Raven Brooks is making his Christmas list, but he is less concerned with what to buy than where to shop.

Brooks is one of a small group of frustrated Democrats who met while commiserating online after President Bush defeated Sen. John F. Kerry (D-Mass.). Disenchanted and desperate for a voice, they started BuyBlue.org. The two-week-old Web site lists the political contributions of major companies to encourage people to shop at stores and buy products from businesses that supported Democratic candidates.

"If you are a progressive or a liberal, you won't be represented adequately by this administration, or this Congress," Martha Ture, a co-founder of BuyBlue.org, said. As for what Democrats do have, she said, "We have our wallets."

Ann Duvall and her husband, Bill, had the same idea. The semi-retired Silicon Valley couple started ChoosetheBlue.com. The bare-bones Web site lists companies and urges people to vote with their pocketbooks when they buy gifts, shop for groceries or fill up at the gas station.

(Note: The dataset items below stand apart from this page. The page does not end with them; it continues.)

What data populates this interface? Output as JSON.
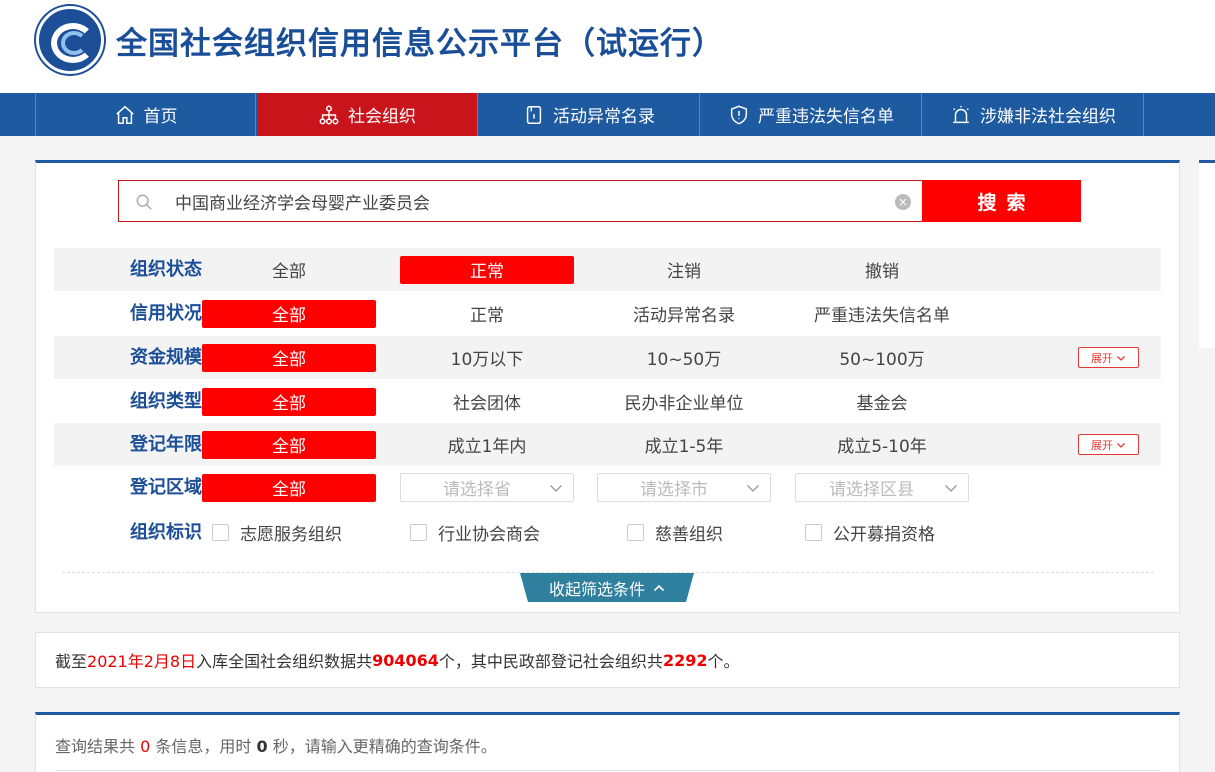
{
  "header": {
    "title": "全国社会组织信用信息公示平台（试运行）"
  },
  "nav": [
    {
      "label": "首页",
      "icon": "home-icon"
    },
    {
      "label": "社会组织",
      "icon": "org-icon"
    },
    {
      "label": "活动异常名录",
      "icon": "list-icon"
    },
    {
      "label": "严重违法失信名单",
      "icon": "shield-icon"
    },
    {
      "label": "涉嫌非法社会组织",
      "icon": "alarm-icon"
    }
  ],
  "search": {
    "value": "中国商业经济学会母婴产业委员会",
    "button": "搜索"
  },
  "filters": {
    "status": {
      "label": "组织状态",
      "options": [
        "全部",
        "正常",
        "注销",
        "撤销"
      ],
      "selected": "正常"
    },
    "credit": {
      "label": "信用状况",
      "options": [
        "全部",
        "正常",
        "活动异常名录",
        "严重违法失信名单"
      ],
      "selected": "全部"
    },
    "capital": {
      "label": "资金规模",
      "options": [
        "全部",
        "10万以下",
        "10~50万",
        "50~100万"
      ],
      "selected": "全部",
      "expand": "展开"
    },
    "type": {
      "label": "组织类型",
      "options": [
        "全部",
        "社会团体",
        "民办非企业单位",
        "基金会"
      ],
      "selected": "全部"
    },
    "years": {
      "label": "登记年限",
      "options": [
        "全部",
        "成立1年内",
        "成立1-5年",
        "成立5-10年"
      ],
      "selected": "全部",
      "expand": "展开"
    },
    "region": {
      "label": "登记区域",
      "all": "全部",
      "province": "请选择省",
      "city": "请选择市",
      "county": "请选择区县"
    },
    "mark": {
      "label": "组织标识",
      "options": [
        "志愿服务组织",
        "行业协会商会",
        "慈善组织",
        "公开募捐资格"
      ]
    },
    "collapse": "收起筛选条件"
  },
  "stats": {
    "prefix": "截至",
    "date": "2021年2月8日",
    "mid": "入库全国社会组织数据共",
    "total": "904064",
    "mid2": "个，其中民政部登记社会组织共",
    "ministry": "2292",
    "suffix": "个。"
  },
  "results": {
    "prefix": "查询结果共 ",
    "count": "0",
    "mid": " 条信息，用时 ",
    "time": "0",
    "suffix": " 秒，请输入更精确的查询条件。"
  },
  "colors": {
    "brand_blue": "#1d5aa0",
    "active_red": "#c9141b",
    "select_red": "#ff0000"
  }
}
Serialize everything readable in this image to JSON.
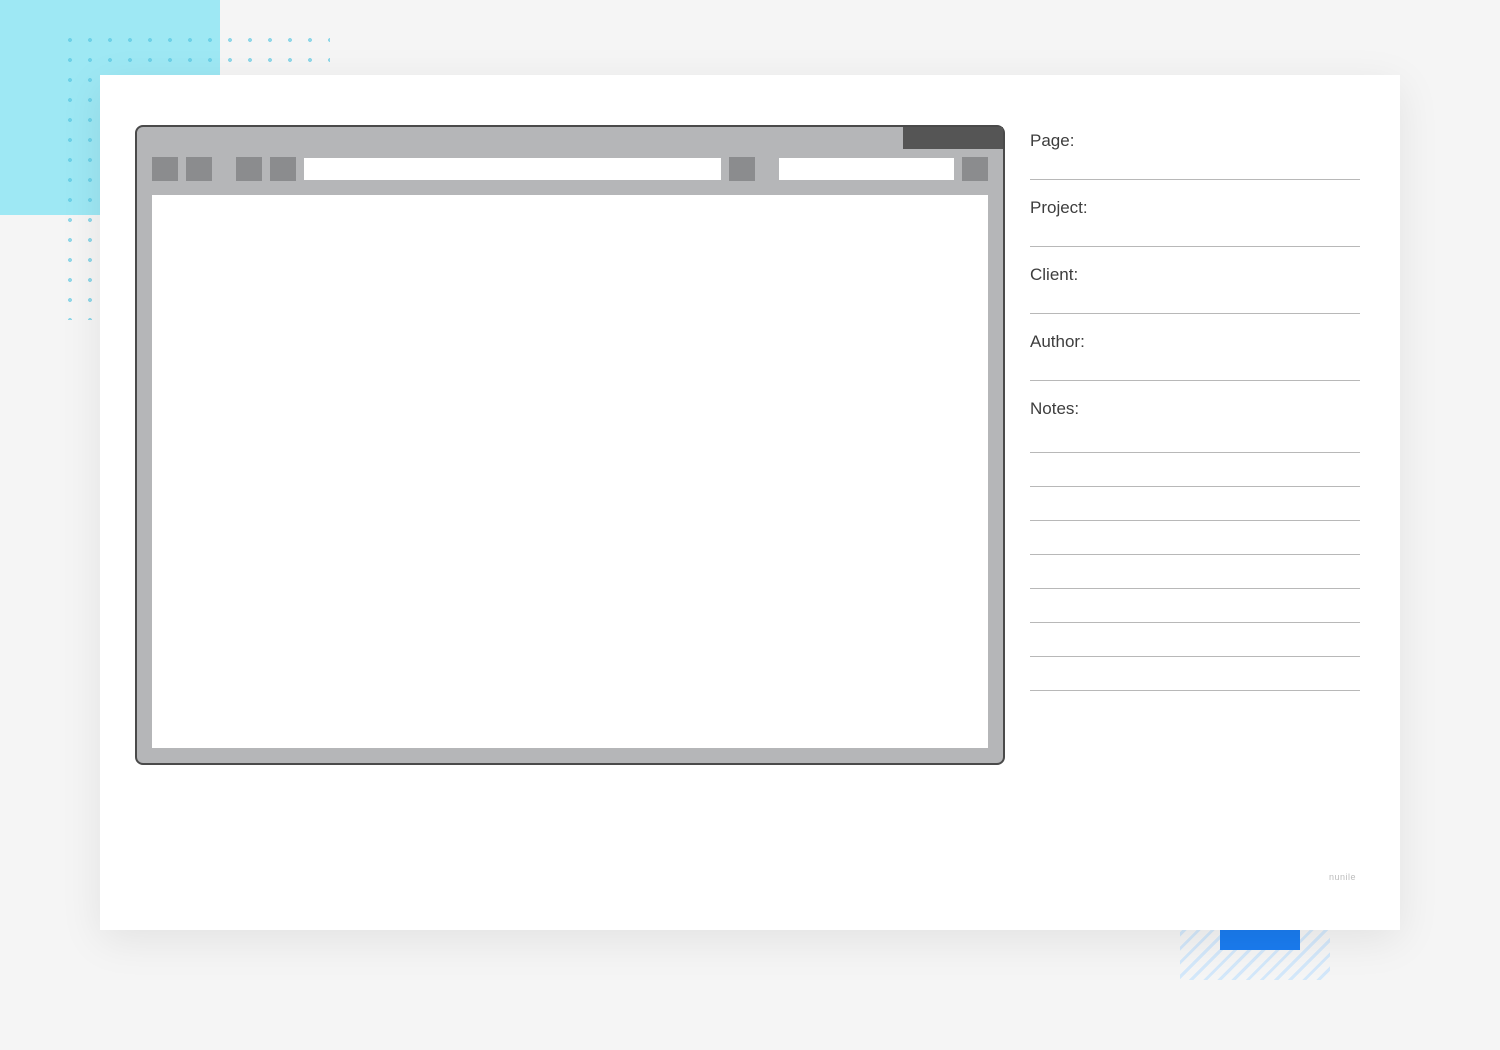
{
  "meta": {
    "fields": {
      "page": "Page:",
      "project": "Project:",
      "client": "Client:",
      "author": "Author:",
      "notes": "Notes:"
    }
  },
  "watermark": "nunile"
}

"We wanted to have our voices heard, and felt that one way of doing that was to direct our spending towards companies who support . . . the candidates and issues in which we believe," Ann Duvall writes on the Web site.

This red-blue distinction is based exclusively on the political donations of businesses' political action committees or giving by corporate officers and employees. Corporations cannot donate directly.

Mega-retailer Wal-Mart is a "red" store, channeling 80 percent of its more than $2 million in contributions to GOP candidates, according to BuyBlue.org. Other "red" firms include Circuit City, Outback Steakhouse and Safeway. But bulk retailer Costco is "blue." The corporation funneled more than $200,000 to Democratic candidates. Barnes & Noble, Starbucks and J.Crew are also listed as Democratic supporters by BuyBlue.org.

The Web sites do not consider a company's labor practices, environmental record or other positions. "If we've ID'd someone as blue or red, that's what they are," says Ture, a writer and retired EPA employee in Northern California who coordinates research for BuyBlue.org.

Alex Knott, political editor at the Center for Public Integrity, a nonpartisan watchdog group in Washington, warned that the information "may not be as telling as they think it is." Knott said corporate America's political spending is foremost a business decision. "Donations are not actually given on a partisan level," he said. "Most of the time, it's incumbent versus non-incumbent."

Often, major corporate donors give to both parties to hedge their bets. The Center for Public Integrity found that four of the top 10 contributors to Bush and Kerry were the same.